Die Jugendbuch-Trilogie „Maze Runner“ steht in der Tradition der dystopischen „Young-Adult“ Filme, die genretechnisch mittlerweile die Vampirwelle zurück in die Gruft geschickt haben. Um die Zuschauerzahlen konkurrieren Filmreihen wie „Die Tribute von Panem“, „Divergent – Die Bestimmung“ oder eben „Maze Runner“.
 
Neben einer zerstörten oder dahin siechenden Umwelt haben alle Streifen eine diktatorisch-grausame Obrigkeit und nach Freiheit und Selbstbestimmung ringende Jugendliche gemein.

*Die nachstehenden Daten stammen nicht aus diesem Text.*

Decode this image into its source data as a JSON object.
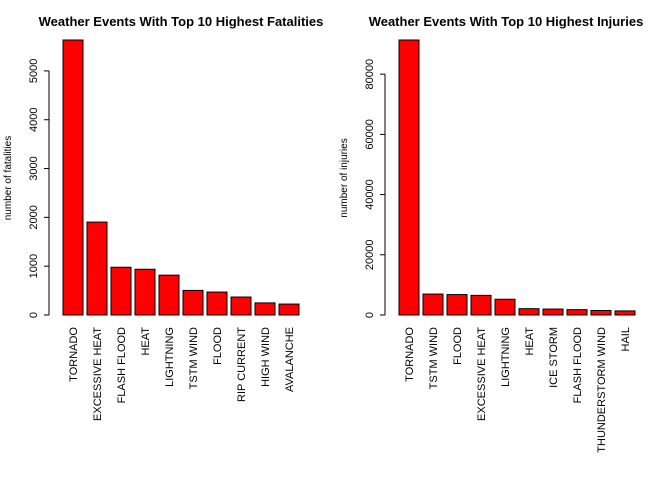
{
  "chart_data": [
    {
      "type": "bar",
      "title": "Weather Events With Top 10 Highest Fatalities",
      "xlabel": "",
      "ylabel": "number of fatalities",
      "categories": [
        "TORNADO",
        "EXCESSIVE HEAT",
        "FLASH FLOOD",
        "HEAT",
        "LIGHTNING",
        "TSTM WIND",
        "FLOOD",
        "RIP CURRENT",
        "HIGH WIND",
        "AVALANCHE"
      ],
      "values": [
        5633,
        1903,
        978,
        937,
        816,
        504,
        470,
        368,
        248,
        224
      ],
      "ylim": [
        0,
        5633
      ],
      "yticks": [
        0,
        1000,
        2000,
        3000,
        4000,
        5000
      ],
      "bar_color": "#ff0000",
      "grid": false,
      "legend": "none"
    },
    {
      "type": "bar",
      "title": "Weather Events With Top 10 Highest Injuries",
      "xlabel": "",
      "ylabel": "number of injuries",
      "categories": [
        "TORNADO",
        "TSTM WIND",
        "FLOOD",
        "EXCESSIVE HEAT",
        "LIGHTNING",
        "HEAT",
        "ICE STORM",
        "FLASH FLOOD",
        "THUNDERSTORM WIND",
        "HAIL"
      ],
      "values": [
        91346,
        6957,
        6789,
        6525,
        5230,
        2100,
        1975,
        1777,
        1488,
        1361
      ],
      "ylim": [
        0,
        91346
      ],
      "yticks": [
        0,
        20000,
        40000,
        60000,
        80000
      ],
      "bar_color": "#ff0000",
      "grid": false,
      "legend": "none"
    }
  ]
}
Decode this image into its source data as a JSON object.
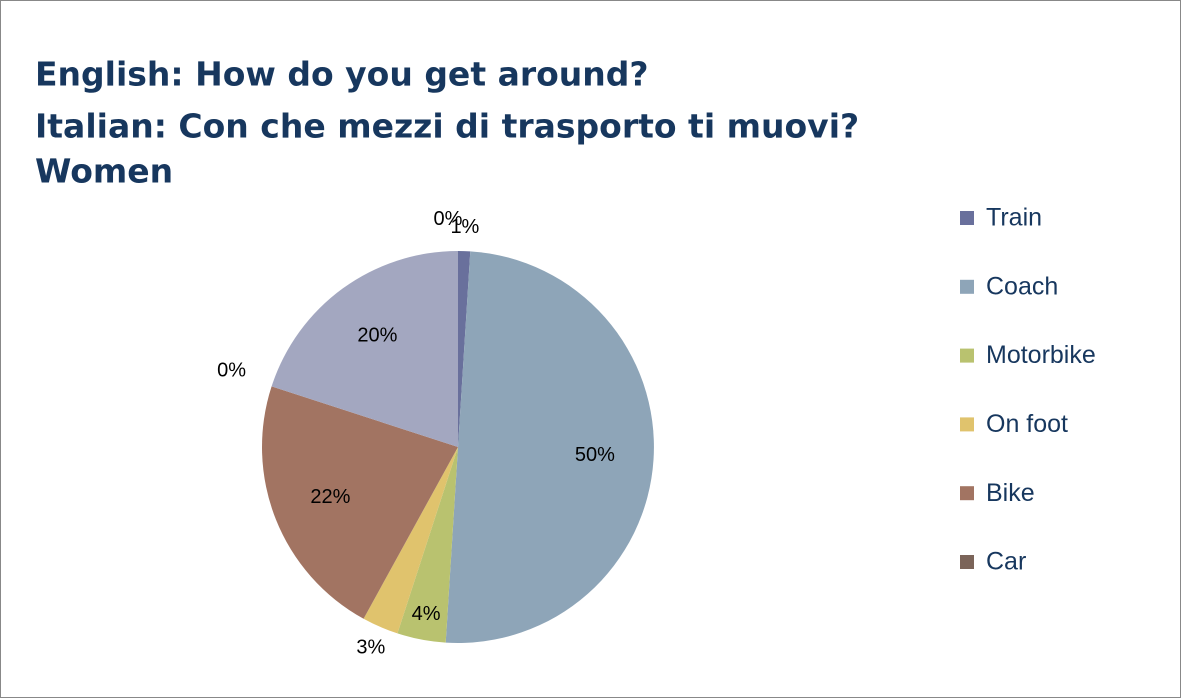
{
  "chart_data": {
    "type": "pie",
    "title": [
      "English: How do you get around?",
      "Italian: Con che mezzi di trasporto ti muovi?",
      "Women"
    ],
    "categories": [
      "Train",
      "Coach",
      "Motorbike",
      "On foot",
      "Bike",
      "Car",
      null,
      null
    ],
    "values": [
      1,
      50,
      4,
      3,
      22,
      0,
      20,
      0
    ],
    "value_labels": [
      "1%",
      "50%",
      "4%",
      "3%",
      "22%",
      "0%",
      "20%",
      "0%"
    ],
    "colors": [
      "#69709c",
      "#8ea5b8",
      "#b9c26f",
      "#e0c36d",
      "#a27462",
      "#7b6459",
      "#a3a7c0",
      "#8b8fb0"
    ],
    "legend": "right"
  }
}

Mal im gnadenlosen Kampf Mann gegen Mann, mal als heldenhafte Schicksalsgemeinschaft: Stets sind die siegreichen Teenager exzellente Fighter oder listenreiche Trickser und überwinden schließlich die Übermacht der korrupten Elterngeneration. Das Feuilleton tut sich mit einer analytischen Einordnung dieser Filme und der Übertragung auf die existierende Teenager-Generation schwer, mit „Kinder an die Macht“, Herbert Grönemeyers Forderung aus den Achtzigern, lässt sich das Phänomen nicht erklären. Aber sind die humorlosen Endzeit-Kracher nun ein Spiegelbild des konfliktreichen Ringens um jugendliche Selbstbestimmung, eine Kritik am aufgeblasenen Sozialstaat, eine Verherrlichung des kapitalistischen Raubtier-Prinzips oder einfach nur banale Actionware im abgesicherten Juniormodus?
 
Bis zum Erscheinen des dritten Teils von „Maze Runner“ muss man in Ermangelung einer kompletten Geschichte von Letztem ausgehen, denn das aus Serienstaffeln bekannte „Cliffhanger“- Prinzip verhindert bis zum Ende des zweiten Teils einen tieferen Einblick in die kompletten Abläufe. „In der Brandwüste“ liefert perfekte Hochgeschwindigkeits-Bilder zu den Romanen von James Dashner, eine spielwütige und glaubwürdige Jungdarsteller-Riege und eine Menge Zombies aus dem Fertigfachhandel – Tiefgang und befriedigende Dialoge jedoch nicht.